It’s a truism that every policy has unintended consequences. However, if the implementation of pay to stay next year proves to be a disaster, ministers cannot say they were not warned.
Introduced under the Housing and Planning Act in a bid to increase the amount of rent paid by high-earning council tenants, councils will only get to keep a small proportion to cover admin costs, with the rest going to the Treasury.
Yet this week research for the Local Government Association found the policy would raise just a fifth of the £365m ministers have estimated it will generate. The association also warned councils did not have the time or capacity to gather and process details of tenants’ income in time for implementation in April.
Southwark LBC has called for responsibility for identifying eligible tenants to be passed to the HMRC and warned that it offers a disincentive to work: potential unintended consequence number one. Southwark also highlighted the issue of self-employed people. With affected households set to see their rent rise by an average of £1,065 a year there is a clear incentive to under-report your income: potential unintended consequence number two.

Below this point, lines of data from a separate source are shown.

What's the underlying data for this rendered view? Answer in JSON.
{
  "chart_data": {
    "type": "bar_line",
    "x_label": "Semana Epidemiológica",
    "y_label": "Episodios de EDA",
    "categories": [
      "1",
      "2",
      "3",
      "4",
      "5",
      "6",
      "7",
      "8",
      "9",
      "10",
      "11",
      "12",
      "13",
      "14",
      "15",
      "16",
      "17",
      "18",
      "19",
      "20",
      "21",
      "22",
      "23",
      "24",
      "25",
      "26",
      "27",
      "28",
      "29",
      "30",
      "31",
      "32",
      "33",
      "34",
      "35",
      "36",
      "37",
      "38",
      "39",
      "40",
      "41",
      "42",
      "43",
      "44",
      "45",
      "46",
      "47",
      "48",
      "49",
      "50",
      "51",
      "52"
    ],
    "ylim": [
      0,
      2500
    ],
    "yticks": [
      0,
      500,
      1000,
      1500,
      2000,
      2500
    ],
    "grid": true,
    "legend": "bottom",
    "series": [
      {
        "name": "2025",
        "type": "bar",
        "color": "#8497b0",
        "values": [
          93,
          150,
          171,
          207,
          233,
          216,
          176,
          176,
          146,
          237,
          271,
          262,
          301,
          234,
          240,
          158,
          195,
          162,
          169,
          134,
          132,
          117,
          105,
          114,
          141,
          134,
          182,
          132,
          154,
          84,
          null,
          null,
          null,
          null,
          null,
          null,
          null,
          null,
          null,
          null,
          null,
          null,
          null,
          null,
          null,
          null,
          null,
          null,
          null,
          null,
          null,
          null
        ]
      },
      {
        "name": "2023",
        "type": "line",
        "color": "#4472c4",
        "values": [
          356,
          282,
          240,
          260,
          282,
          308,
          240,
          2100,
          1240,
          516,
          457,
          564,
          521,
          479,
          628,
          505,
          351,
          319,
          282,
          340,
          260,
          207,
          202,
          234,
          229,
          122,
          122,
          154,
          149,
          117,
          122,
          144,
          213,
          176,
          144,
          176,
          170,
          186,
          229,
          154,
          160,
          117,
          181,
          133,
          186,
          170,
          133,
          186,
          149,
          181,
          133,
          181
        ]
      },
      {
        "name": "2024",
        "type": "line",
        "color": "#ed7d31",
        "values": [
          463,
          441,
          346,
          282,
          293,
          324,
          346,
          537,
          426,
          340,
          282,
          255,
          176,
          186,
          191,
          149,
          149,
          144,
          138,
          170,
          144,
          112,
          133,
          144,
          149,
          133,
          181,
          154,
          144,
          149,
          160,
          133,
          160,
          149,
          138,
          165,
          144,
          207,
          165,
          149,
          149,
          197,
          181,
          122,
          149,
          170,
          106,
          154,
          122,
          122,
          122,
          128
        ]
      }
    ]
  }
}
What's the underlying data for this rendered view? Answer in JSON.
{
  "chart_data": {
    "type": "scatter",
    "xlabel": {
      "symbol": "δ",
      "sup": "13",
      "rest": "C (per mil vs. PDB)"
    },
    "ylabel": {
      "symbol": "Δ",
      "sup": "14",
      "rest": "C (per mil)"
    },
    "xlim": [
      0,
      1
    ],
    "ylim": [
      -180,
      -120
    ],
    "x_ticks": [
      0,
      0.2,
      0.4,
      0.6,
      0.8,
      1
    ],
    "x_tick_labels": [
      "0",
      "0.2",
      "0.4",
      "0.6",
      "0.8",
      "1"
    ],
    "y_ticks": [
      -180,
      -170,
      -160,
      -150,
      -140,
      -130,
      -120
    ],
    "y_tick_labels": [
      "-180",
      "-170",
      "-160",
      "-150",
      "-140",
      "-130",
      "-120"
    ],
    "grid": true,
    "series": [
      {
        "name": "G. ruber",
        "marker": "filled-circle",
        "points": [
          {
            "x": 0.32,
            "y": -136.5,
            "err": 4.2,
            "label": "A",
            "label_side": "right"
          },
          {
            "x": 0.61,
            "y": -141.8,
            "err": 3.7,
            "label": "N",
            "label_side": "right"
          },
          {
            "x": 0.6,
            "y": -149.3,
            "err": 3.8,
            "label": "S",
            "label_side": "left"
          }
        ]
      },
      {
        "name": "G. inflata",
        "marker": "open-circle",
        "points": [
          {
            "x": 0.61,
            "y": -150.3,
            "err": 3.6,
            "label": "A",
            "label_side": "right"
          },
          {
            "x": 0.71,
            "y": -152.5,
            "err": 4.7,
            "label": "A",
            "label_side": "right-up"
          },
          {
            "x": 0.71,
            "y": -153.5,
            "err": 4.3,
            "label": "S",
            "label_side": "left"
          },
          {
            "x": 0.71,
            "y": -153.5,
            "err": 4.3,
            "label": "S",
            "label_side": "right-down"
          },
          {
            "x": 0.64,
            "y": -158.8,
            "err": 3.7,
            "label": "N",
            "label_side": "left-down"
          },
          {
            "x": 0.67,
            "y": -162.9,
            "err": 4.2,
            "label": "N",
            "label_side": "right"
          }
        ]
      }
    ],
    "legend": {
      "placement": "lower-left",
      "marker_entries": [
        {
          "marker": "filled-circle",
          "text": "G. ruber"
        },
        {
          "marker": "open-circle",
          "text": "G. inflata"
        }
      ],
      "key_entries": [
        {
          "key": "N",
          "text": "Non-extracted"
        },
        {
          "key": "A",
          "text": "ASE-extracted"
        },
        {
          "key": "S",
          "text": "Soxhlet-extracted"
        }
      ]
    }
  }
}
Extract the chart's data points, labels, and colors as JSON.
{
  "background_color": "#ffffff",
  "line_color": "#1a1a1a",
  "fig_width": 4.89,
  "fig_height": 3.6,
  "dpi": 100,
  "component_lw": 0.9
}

On the face of it, the pay to stay policy sounds reasonable enough: you earn more, you pay more. Yet under the government’s definition a high-earning household is one where two people in London are working full time and earning the minimum wage; that’s hardly living the high life at the taxpayers’ expense.
There have been a few cases of high-paid, high-profile individuals living in council houses, including, infamously, the late union boss Bob Crow who remained in his North London home while drawing a salary of £145,000. In 2014 then-communities secretary Sir Eric Pickles claimed there were 5,000 tenants earning more than £100,000 a year. Yet this is such a tiny fraction of the more than 1.6 million council homes in England as to be negligible. Sledgehammers and nuts come to mind.
The truth is at this point no-one really knows how many council properties are home to households that could reasonably be considered wealthy. However, while there is a social case for mixed communities, if there were significant numbers of council households living it up while tens of thousands of families languish on housing waiting lists you can be sure councils would have noticed and be clamouring for something to be done. It’s the very worst kind of policy; one that tackles a problem that doesn’t really exist.
Pay to stay came under sustained attack in the Lords, with peers winning a concession that rents would rise by 15p for every £1 they took home over the high earning thresholds of £30,000 or £40,000 in London. This likely accounts for the difference between what the government estimated it would raise and what the LGA’s Savills research has found.
The government accepted this compromise rather than lose face by abandoning the plan. But with the complications in implementing the policy far outweighing any gain, financially or socially, the government should do the decent thing and abandon it.